I don't think we can change existing map APIs anymore, unfortunately.

>
> >> Or use inner_map_fd since there is no possibility of having an inner map in bloomfilter.
> >> It could be a union:
> >>      __u32   max_entries;    /* max number of entries in a map */
> >>      __u32   map_flags;      /* BPF_MAP_CREATE related
> >>                               * flags defined above.

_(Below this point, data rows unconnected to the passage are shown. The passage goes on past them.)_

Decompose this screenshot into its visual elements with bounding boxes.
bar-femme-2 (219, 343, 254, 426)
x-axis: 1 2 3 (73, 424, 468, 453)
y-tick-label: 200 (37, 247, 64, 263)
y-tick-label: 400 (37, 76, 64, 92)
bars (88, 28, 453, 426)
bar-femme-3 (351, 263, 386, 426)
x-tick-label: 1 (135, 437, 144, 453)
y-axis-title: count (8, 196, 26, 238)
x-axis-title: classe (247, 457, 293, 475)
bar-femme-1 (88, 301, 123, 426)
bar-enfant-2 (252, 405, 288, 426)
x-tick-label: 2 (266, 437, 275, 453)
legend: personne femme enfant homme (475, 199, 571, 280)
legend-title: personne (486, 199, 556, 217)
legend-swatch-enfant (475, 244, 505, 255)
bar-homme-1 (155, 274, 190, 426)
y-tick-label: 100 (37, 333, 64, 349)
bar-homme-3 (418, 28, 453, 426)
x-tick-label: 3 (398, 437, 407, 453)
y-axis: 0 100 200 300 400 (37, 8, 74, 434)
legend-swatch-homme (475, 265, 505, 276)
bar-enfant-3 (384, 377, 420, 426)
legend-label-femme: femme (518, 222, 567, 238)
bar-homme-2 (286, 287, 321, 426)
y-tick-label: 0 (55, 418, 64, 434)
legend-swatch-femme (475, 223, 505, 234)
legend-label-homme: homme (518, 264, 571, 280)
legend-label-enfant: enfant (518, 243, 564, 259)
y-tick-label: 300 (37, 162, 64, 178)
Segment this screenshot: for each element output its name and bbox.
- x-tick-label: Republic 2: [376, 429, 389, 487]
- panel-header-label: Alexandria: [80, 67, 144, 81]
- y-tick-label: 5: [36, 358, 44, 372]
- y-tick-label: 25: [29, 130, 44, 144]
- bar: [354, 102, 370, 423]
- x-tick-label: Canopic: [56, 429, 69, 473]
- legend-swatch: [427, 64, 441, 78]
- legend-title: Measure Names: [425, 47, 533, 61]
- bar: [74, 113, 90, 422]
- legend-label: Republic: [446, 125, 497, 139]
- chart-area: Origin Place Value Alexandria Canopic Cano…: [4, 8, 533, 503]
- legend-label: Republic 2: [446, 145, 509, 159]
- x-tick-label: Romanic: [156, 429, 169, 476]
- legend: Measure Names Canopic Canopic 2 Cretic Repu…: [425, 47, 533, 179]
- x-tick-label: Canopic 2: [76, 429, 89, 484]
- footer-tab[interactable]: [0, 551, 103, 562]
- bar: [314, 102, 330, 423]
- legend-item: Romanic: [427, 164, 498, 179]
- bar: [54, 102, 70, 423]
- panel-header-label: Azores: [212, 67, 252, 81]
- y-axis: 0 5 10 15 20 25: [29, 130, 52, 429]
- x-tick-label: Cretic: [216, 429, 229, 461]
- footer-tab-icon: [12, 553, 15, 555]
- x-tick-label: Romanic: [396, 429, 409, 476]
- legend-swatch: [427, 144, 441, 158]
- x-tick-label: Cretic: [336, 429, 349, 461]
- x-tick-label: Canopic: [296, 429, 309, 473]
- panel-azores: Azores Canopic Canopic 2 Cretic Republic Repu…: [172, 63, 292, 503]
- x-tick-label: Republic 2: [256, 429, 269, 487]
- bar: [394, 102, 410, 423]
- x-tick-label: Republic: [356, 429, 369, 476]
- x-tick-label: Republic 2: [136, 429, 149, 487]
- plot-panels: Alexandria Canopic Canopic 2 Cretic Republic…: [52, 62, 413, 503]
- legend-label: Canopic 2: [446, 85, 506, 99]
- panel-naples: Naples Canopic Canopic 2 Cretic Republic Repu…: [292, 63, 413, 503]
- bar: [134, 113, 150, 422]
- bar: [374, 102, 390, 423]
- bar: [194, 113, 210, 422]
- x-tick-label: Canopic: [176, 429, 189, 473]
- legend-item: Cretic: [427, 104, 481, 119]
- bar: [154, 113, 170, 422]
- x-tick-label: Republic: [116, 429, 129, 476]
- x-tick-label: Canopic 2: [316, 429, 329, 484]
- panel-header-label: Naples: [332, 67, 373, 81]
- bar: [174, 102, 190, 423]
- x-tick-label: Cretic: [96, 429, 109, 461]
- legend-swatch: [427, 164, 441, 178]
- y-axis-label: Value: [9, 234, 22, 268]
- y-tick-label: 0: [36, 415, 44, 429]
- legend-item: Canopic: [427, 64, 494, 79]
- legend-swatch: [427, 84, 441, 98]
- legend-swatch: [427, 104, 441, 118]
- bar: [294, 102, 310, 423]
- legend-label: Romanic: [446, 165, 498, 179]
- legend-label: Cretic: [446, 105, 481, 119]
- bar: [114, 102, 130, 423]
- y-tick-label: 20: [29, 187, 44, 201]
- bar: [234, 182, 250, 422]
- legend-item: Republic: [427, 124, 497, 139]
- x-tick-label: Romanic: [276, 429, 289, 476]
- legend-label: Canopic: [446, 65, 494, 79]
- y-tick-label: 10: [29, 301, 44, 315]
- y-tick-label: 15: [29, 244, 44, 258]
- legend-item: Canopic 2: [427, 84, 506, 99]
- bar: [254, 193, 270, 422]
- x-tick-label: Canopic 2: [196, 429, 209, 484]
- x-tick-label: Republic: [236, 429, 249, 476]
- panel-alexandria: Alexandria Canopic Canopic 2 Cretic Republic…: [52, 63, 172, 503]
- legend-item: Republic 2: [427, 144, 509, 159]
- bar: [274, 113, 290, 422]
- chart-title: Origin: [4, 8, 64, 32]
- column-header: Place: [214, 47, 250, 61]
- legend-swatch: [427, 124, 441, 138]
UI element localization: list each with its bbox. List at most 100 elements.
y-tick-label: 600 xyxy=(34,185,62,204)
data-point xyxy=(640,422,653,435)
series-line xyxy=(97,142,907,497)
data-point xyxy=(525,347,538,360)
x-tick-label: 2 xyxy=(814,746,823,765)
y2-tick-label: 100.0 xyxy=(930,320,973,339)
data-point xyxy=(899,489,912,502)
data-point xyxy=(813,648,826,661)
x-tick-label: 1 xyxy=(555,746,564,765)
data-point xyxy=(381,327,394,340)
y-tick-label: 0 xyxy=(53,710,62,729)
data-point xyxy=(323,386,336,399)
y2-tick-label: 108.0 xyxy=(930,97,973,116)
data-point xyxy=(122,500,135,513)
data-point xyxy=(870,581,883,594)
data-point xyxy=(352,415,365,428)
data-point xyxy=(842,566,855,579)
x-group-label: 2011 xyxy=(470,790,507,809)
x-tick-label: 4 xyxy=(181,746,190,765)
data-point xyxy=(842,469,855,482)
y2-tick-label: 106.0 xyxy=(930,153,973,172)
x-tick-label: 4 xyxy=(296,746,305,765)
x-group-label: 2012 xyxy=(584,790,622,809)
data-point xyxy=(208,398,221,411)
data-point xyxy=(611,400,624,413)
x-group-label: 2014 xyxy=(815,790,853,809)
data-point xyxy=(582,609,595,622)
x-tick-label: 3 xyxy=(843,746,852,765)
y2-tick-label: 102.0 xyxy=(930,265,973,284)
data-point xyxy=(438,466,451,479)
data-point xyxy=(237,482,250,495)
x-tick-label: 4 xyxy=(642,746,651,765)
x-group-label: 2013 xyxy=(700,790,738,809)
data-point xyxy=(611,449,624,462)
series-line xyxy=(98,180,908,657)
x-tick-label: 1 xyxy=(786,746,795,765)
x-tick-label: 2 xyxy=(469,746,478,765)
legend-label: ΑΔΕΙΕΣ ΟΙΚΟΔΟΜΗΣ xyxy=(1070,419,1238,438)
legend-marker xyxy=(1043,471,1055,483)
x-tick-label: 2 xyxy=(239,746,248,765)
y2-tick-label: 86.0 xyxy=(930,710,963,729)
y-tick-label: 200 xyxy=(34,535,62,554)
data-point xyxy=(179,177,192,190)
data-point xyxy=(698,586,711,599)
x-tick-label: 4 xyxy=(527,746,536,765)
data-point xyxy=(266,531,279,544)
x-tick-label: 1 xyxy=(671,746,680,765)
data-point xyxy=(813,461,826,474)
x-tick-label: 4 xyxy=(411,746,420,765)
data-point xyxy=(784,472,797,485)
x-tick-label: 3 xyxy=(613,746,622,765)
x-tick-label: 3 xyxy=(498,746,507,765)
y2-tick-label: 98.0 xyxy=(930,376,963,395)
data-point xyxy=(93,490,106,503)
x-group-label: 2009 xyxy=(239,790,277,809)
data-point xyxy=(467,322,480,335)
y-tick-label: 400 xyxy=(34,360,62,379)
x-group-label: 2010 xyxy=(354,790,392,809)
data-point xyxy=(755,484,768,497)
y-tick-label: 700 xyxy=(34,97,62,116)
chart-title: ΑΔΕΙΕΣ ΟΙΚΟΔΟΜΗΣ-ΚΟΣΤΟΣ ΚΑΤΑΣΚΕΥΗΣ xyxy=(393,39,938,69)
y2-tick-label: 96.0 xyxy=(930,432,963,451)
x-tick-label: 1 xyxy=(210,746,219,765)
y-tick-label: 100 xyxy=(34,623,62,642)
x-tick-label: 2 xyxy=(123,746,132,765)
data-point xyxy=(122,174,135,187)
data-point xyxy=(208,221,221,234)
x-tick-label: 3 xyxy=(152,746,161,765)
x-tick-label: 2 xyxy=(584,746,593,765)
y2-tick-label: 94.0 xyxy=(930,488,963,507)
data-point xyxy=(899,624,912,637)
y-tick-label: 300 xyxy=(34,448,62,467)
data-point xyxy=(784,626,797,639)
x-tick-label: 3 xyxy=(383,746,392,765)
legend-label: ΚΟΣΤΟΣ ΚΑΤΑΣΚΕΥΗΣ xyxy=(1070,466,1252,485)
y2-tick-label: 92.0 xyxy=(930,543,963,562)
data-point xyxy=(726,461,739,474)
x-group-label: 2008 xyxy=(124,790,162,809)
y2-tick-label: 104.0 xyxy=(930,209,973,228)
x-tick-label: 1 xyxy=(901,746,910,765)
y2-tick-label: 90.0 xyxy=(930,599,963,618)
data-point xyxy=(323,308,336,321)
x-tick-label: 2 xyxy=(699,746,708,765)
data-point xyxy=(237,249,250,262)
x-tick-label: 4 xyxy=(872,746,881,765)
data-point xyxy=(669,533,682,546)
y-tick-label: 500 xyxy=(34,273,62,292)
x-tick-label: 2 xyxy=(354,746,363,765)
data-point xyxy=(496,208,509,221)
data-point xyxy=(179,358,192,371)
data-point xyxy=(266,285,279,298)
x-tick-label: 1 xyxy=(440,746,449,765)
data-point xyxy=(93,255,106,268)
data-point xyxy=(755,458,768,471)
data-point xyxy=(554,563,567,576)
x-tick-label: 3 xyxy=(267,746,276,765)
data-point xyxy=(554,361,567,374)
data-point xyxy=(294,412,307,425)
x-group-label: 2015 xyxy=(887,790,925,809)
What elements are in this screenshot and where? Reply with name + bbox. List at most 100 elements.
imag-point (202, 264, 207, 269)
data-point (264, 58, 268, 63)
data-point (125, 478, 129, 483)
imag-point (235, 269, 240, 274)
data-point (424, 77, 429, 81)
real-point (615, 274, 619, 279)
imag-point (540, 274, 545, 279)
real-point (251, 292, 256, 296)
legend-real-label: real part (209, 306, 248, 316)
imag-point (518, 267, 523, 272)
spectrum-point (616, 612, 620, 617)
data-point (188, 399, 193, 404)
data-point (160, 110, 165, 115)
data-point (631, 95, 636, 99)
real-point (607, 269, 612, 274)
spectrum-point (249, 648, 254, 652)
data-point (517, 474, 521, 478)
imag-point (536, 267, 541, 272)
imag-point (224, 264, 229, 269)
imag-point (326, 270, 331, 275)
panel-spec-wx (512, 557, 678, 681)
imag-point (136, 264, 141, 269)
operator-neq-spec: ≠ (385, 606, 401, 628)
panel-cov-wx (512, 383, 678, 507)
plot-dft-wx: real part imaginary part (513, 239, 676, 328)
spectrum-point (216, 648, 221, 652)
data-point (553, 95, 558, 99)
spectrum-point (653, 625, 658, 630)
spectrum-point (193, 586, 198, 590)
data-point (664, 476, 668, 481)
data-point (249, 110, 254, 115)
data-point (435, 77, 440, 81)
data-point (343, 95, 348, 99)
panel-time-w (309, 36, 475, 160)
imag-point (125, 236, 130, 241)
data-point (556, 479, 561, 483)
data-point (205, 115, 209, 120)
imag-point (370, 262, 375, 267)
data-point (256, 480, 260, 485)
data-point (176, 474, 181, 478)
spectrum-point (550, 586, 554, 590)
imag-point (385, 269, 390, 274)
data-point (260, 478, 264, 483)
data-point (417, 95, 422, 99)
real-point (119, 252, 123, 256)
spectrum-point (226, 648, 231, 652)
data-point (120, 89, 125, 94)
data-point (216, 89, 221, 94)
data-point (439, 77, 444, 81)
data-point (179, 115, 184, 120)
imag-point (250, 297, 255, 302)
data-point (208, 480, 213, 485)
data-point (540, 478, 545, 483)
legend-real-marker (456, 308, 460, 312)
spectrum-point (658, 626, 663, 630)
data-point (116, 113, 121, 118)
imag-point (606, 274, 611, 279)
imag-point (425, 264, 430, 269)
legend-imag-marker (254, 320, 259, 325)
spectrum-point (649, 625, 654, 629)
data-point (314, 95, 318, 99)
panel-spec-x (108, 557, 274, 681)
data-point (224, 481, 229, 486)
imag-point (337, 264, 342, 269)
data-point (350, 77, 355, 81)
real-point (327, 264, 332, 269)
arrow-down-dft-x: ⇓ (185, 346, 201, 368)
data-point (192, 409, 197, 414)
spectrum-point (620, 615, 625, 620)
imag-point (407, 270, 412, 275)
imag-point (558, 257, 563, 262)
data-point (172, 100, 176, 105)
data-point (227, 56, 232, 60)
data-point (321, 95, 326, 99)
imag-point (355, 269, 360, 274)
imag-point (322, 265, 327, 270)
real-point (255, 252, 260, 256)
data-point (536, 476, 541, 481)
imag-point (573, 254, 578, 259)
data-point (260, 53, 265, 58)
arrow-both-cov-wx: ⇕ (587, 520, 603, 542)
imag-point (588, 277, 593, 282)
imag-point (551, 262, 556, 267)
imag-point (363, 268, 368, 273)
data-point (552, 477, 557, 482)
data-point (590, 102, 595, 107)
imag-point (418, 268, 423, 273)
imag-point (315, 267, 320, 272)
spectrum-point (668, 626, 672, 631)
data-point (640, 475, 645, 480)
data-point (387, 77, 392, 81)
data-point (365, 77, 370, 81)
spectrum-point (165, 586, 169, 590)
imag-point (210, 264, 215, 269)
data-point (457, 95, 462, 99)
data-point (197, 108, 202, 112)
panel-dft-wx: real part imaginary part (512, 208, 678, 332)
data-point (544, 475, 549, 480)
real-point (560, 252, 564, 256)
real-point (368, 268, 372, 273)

> >>                               */
> >>      union {
> >>         __u32  inner_map_fd;   /* fd pointing to the inner map */
> >>         __u32  nr_hash_funcs;  /* or number of hash functions */
> >>      };
> > This works as well. A bit more Bloom filter-only terminology
> > throughout UAPI and libbpf, but I'd be fine with that as well.
> >
> Great, it looks like this is the consensus - I will go with this option
> for v3!
> >>      __u32   numa_node;      /* numa node */
> >>
> >>> +struct bpf_bloom_filter {
> >>> +     struct bpf_map map;
> >>> +     u32 bit_array_mask;
> >>> +     u32 hash_seed;
> >>> +     /* If the size of the values in the bloom filter is u32 aligned,
> >>> +      * then it is more performant to use jhash2 as the underlying hash
> >>> +      * function, else we use jhash. This tracks the number of u32s
> >>> +      * in an u32-aligned value size. If the value size is not u32 aligned,
> >>> +      * this will be 0.
> >>> +      */
> >>> +     u32 aligned_u32_count;
> >> what is the performance difference?
> >> May be we enforce 4-byte sized value for simplicity?
> > This might be a bit too surprising, especially if keys are just some
> > strings, where people might not expect that it has to 4-byte multiple
> > size. And debugging this without extra tooling (like retsnoop) is
> > going to be nightmarish.
> >
> > If the performance diff is huge and that if/else logic is
> > unacceptable, we can also internally pad with up to 3 zero bytes and
> > include those into the hash.
> I think the if/else logic is unavoidable if we support non 4-byte
> aligned value sizes,
> unless we are okay with truncating any remainder bytes of non 4-byte
> aligned values
> and stipulating that a bloom filter map value size has to be greater
> than 4 bytes (these
> conditions would allow us to use jhash2 for every value without an
> if/else check). If we
> internally pad, we will have to pad on every update and lookup, which
> would also
> require an if/else.
> Thanks for the comments and reviews, Alexei and Andrii. They are much
> appreciated!

I don't think truncation is an option. And I also forgot that we don't
really store values, so there is nothing to pad, really. So yeah, I'd
keep it as is, especially if that is not expensive (which I assume
it's not). As I mentioned before, that logic can be encapsulated in a
dedicated helper function and reused in a few places.